Finding faith to stand up for justice
Tuesday, March 23
When Esther’s maids and her eunuchs came and told her, the queen was deeply distressed; she sent garments to clothe Mordecai, so that he might take off his sackcloth; but he would not accept them. Then Esther called for Hathach, one of the king’s eunuchs, who had been appointed to attend her, and ordered him to go to Mordecai to learn what was happening and why. Hathach went out to Mordecai in the open square of the city in front of the king’s gate, and Mordecai told him all that had happened to him, and the exact sum of money that Haman had promised to pay into the king’s treasuries for the destruction of the Jews. Mordecai also gave him a copy of the written decree issued in Susa for their destruction, that he might show it to Esther, explain it to her, and charge her to go to the king to make supplication to him and entreat him for her people. Hathach went and told Esther what Mordecai had said. Then Esther spoke to Hathach and gave him a message for Mordecai, saying, “All the king’s servants and the people of the king’s provinces know that if any man or woman goes to the king inside the inner court without being called, there is but one law—all alike are to be put to death. Only if the king holds out the golden scepter to someone, may that person live. I myself have not been called to come into the king for thirty days.” When they told Mordecai what Esther had said, Mordecai told them to reply to Esther, “Do not think that in the king’s palace you will escape any more than all the other Jews. For if you keep silence at such a time as this, relief and deliverance will rise for the Jews from another quarter, but you and your father’s family will perish. Who knows? Perhaps you have come to royal dignity for just such a time as this.” Then Esther said in reply to Mordecai, “Go, gather all the Jews to be found in Susa, and hold a fast on my behalf, and neither eat nor drink for three days, night or day. I and my maids will also fast as you do. After that I will go to the king, though it is against the law; and if I perish, I perish.” — Esther 4:4–16
I love the book of Esther, especially this chapter as it
tells us a story of a young woman whom God calls to do something extraordinary, but she is struggling with fears and doubts. Ultimately, she overcomes her apprehensions, puts her faith in God and starts living into what God has called her to do — to stand up for what is right and save her people.
Many of us can identify with Esther. Many of us fear stepping out of our comfort zone to stand up for what is right. But like Esther, we must overcome our fears and step out of our comfort zone because the world needs us. Every day we watch in horror as another Black person is gunned down by the police. Children are locked in cages like animals in detention centers. Just recently, too, we had to witness in our country voter suppression tactics to keep people from exercising their right to vote as citizens of the United States. This isn’t right. We have to do something about it.

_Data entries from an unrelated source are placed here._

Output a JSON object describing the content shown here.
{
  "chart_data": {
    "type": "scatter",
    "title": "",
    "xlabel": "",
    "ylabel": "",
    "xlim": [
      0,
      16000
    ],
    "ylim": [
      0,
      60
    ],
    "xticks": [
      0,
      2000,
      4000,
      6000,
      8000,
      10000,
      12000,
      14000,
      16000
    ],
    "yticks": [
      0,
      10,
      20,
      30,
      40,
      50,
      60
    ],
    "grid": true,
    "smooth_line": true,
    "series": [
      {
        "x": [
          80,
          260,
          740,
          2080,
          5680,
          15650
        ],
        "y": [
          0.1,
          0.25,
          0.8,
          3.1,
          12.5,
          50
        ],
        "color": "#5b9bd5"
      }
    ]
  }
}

This Lent, as we explore the ways to shalom, we must remember Esther’s example and live into our calling to be liberators. Why? It’s because our people need us.
Lord, like Esther many of us are scared to speak up. We have families to care for and households to maintain. But just as Esther overcame her fears, we must too. Lord, help us to step out in faith and move forward in our call to seek justice. In Christ’s name we pray. Amen.